- Theatrical release poster
- Directed by: Satish Rajwade
- Screenplay by: Dr. Vivek Bele
- Story by: Dr. Vivek Bele
- Based on: Katkon Trikon by Dr. Vivek Bele
- Produced by: Ajay Devgn Nana Patekar Abhinav Shukla Manish Mishra Rohit Choudhary
- Starring: Nana Patekar Iravati Harshe Sumeet Raghavan
- Cinematography: Suhas Gujrati
- Edited by: Rahul Bhatnakar
- Music by: Sameer Phaterpekar
- Production companies: Ajay Devgn FFilms Watergate Production Shree Gajanan Chitra
- Distributed by: Viacom 18 Motion Pictures
- Release date: 9 February 2018;
- Running time: 138 minutes
- Country: India
- Language: Marathi
- Box office: est. ₹25 crore

= Aapla Manus =

Aapla Manus (English: Our Man) is a 2018 Indian Marathi language mystery film directed by Satish Rajwade and produced by Ajay Devgn and Abhinav Shukla. A film adaptation of the Marathi play Katkon Trikon by Dr Vivek Bele, the film stars Nana Patekar, Iravati Harshe and Sumeet Raghavan and is Devgn's first Marathi film as a producer. It was released on 9 February 2018. Devgn announced the film via his Twitter handle on 24 December.

==Plot==
Aapla Manus is a story of a young couple Bhakti & Rahul, living in an urban area. The couple lives with Rahul's father Aaba. Rahul is a lawyer & Bhakti is a college professor. Rahul's partner in the law firm Nitin is also his good friend

One day late at night, Aaba falls off their balcony & admitted to the hospital. Inspector Nagargoje, who looks very similar to Aaba & of the same age, comes to question Rahul. Rahul narrates him about the bickering relationship between his father & wife. As a consequence, their son Nishu is sent to boarding school so that he is not affected by this. 2 days before the incident, they have a short two-day trip to Lonavala, which Bhakti leaves halfway & the two return the next day.

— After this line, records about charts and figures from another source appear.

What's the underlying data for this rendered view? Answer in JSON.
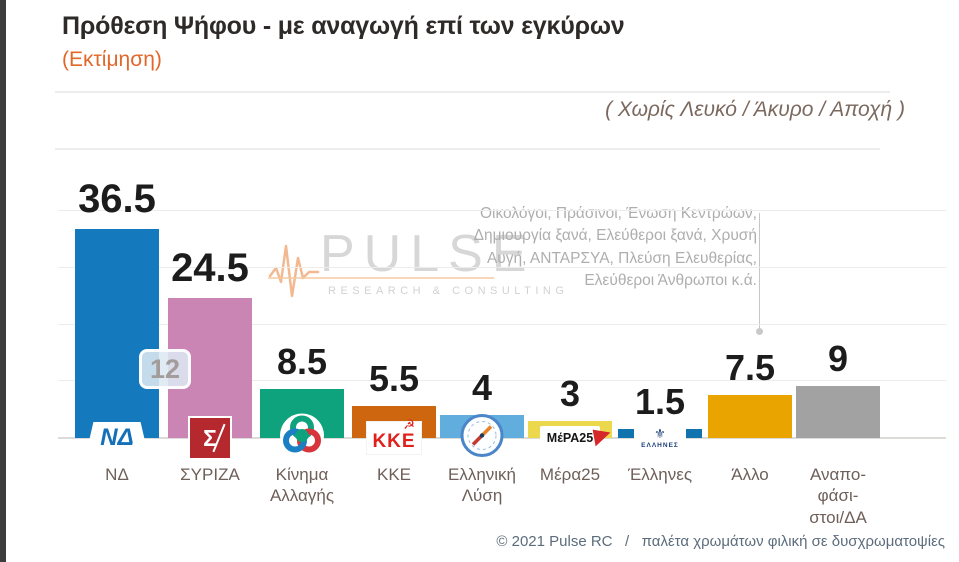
{
  "header": {
    "title": "Πρόθεση Ψήφου - με αναγωγή επί των εγκύρων",
    "subtitle": "(Εκτίμηση)",
    "note": "( Χωρίς Λευκό / Άκυρο / Αποχή )"
  },
  "watermark": {
    "brand": "PULSE",
    "tagline": "RESEARCH & CONSULTING"
  },
  "annotation": {
    "lines": [
      "Οικολόγοι, Πράσινοι, Ένωση Κεντρώων,",
      "Δημιουργία ξανά, Ελεύθεροι ξανά, Χρυσή",
      "Αυγή, ΑΝΤΑΡΣΥΑ, Πλεύση Ελευθερίας,",
      "Ελεύθεροι Άνθρωποι  κ.ά."
    ]
  },
  "gap_badge": "12",
  "footer": "© 2021 Pulse RC   /   παλέτα χρωμάτων φιλική σε δυσχρωματοψίες",
  "chart_data": {
    "type": "bar",
    "title": "Πρόθεση Ψήφου - με αναγωγή επί των εγκύρων",
    "subtitle": "(Εκτίμηση)",
    "categories": [
      "ΝΔ",
      "ΣΥΡΙΖΑ",
      "Κίνημα Αλλαγής",
      "ΚΚΕ",
      "Ελληνική Λύση",
      "Μέρα25",
      "Έλληνες",
      "Άλλο",
      "Αναποφάσιστοι/ΔΑ"
    ],
    "values": [
      36.5,
      24.5,
      8.5,
      5.5,
      4,
      3,
      1.5,
      7.5,
      9
    ],
    "bar_colors": [
      "#1579bd",
      "#cb85b5",
      "#0ea37c",
      "#cd660e",
      "#61aede",
      "#ecd84d",
      "#1173ad",
      "#e9a400",
      "#a2a2a2"
    ],
    "ylim": [
      0,
      40
    ],
    "gridline_step": 10,
    "grid": true,
    "legend": "none",
    "value_labels": true,
    "nd_syriza_gap": 12,
    "parties": [
      {
        "slug": "nd",
        "name": "ΝΔ",
        "label_lines": [
          "ΝΔ"
        ],
        "value": 36.5,
        "value_label": "36.5",
        "color": "#1579bd",
        "logo": "nd",
        "logo_text": "ΝΔ"
      },
      {
        "slug": "syriza",
        "name": "ΣΥΡΙΖΑ",
        "label_lines": [
          "ΣΥΡΙΖΑ"
        ],
        "value": 24.5,
        "value_label": "24.5",
        "color": "#cb85b5",
        "logo": "syriza",
        "logo_text": "Σ"
      },
      {
        "slug": "kinima-allagis",
        "name": "Κίνημα Αλλαγής",
        "label_lines": [
          "Κίνημα",
          "Αλλαγής"
        ],
        "value": 8.5,
        "value_label": "8.5",
        "color": "#0ea37c",
        "logo": "kinal",
        "logo_text": ""
      },
      {
        "slug": "kke",
        "name": "ΚΚΕ",
        "label_lines": [
          "ΚΚΕ"
        ],
        "value": 5.5,
        "value_label": "5.5",
        "color": "#cd660e",
        "logo": "kke",
        "logo_text": "ΚΚΕ"
      },
      {
        "slug": "elliniki-lysi",
        "name": "Ελληνική Λύση",
        "label_lines": [
          "Ελληνική",
          "Λύση"
        ],
        "value": 4,
        "value_label": "4",
        "color": "#61aede",
        "logo": "compass",
        "logo_text": ""
      },
      {
        "slug": "mera25",
        "name": "Μέρα25",
        "label_lines": [
          "Μέρα25"
        ],
        "value": 3,
        "value_label": "3",
        "color": "#ecd84d",
        "logo": "mera",
        "logo_text": "ΜέΡΑ25"
      },
      {
        "slug": "ellines",
        "name": "Έλληνες",
        "label_lines": [
          "Έλληνες"
        ],
        "value": 1.5,
        "value_label": "1.5",
        "color": "#1173ad",
        "logo": "ellines",
        "logo_text": "ΕΛΛΗΝΕΣ"
      },
      {
        "slug": "allo",
        "name": "Άλλο",
        "label_lines": [
          "Άλλο"
        ],
        "value": 7.5,
        "value_label": "7.5",
        "color": "#e9a400",
        "logo": null,
        "logo_text": ""
      },
      {
        "slug": "anapofasistoi",
        "name": "Αναποφάσιστοι/ΔΑ",
        "label_lines": [
          "Αναπο-",
          "φάσι-",
          "στοι/ΔΑ"
        ],
        "value": 9,
        "value_label": "9",
        "color": "#a2a2a2",
        "logo": null,
        "logo_text": ""
      }
    ]
  }
}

Nagargoje accuses both of them for abetment to suicide. He provides evidence that Aaba has committed suicide, which both deny. Later they get a call from the hospital stating that Aaba has recovered from a Comatose state; however, he is still unconscious. Later Rahul tells Bhakti that he had a showdown at Lonavala with Aaba & that could have triggered his suicide. Nagargoje calls them to his home late at night & tells them it is not a suicide case. Both are enraged at him for causing such mental agony, however, since they cannot do anything, they leave peacefully. The next day Nagargoje meets Rahul at the court & puts a seed of suspicion that his wife has attempted to kill Aaba. Rahul wants to test his theory & brings him home. Nagargoje confronts Bhakti with evidence & finally, she breaks downs. Rahul tries to defend her; however, she confesses that she has attempted to kill Aaba with the help of Nitin.

Later Rahul visits Nagargoje & tries to convince him to drop charges. He tells him that the only way to save his wife is he has to confess to the crime & he would plead for lenient punishment in court. When he returns home, Bhakti tells Rahul that Nagargoje had visited her earlier in the day & told her that he suspects Rahul has tried to kill his father. To bring about the truth, she & Nitin should play along with him, confess that she attempted to kill Aaba & then Rahul would narrate the truth in a bid to save her.

The next day Nagargoje comes with an arrest warrant for Rahul & provides new pieces of evidence (which he had ignored earlier) to prove that he has attempted to kill Aaba. Rahul is arrested & later bailed out by Nitin. After a few days, they receive a letter from Aaba, a suicide note. Nagargoje later tells them that note or the signature did not match Aaba's handwriting.

Later Aaba regains consciousness & narrates the whole incident which was a plain accident & everyone is relieved. When they meet Nagargoje, they have a lengthy discussion on eroding emotional bonding between parents & children. Both of them realize their mistake & ask forgiveness from Nagargoje & Aaba.

The film ends with estranged Nagargoje's son visiting him (apparently after a long time) as he is on his way to perform his last rites before his death (assuming his son won't be there to perform his last rites)

==Cast==
- Nana Patekar as Inspector Maruti Nagargoje/Abba Gokhale
- Iravati Harshe as Bhakti Rahul Gokhale
- Sumeet Raghavan as Rahul Gokhale
- Savita Malpekar as Vitamin
- Aashish Kulkarni as Nitin
- Shriram Kolhatkar as Bhakti's father
- Ila Bhate as Bhakti's mother
- Ajay Devgn as Vishwas (special appearance)

==Box office==
Aapla Manus was successful both critically and commercially. It grossed more than ₹20 crore in 50 days and completed theatrical run with collection of ₹25 crore at the box office. The film was later made in Gujarati titled Dear Father.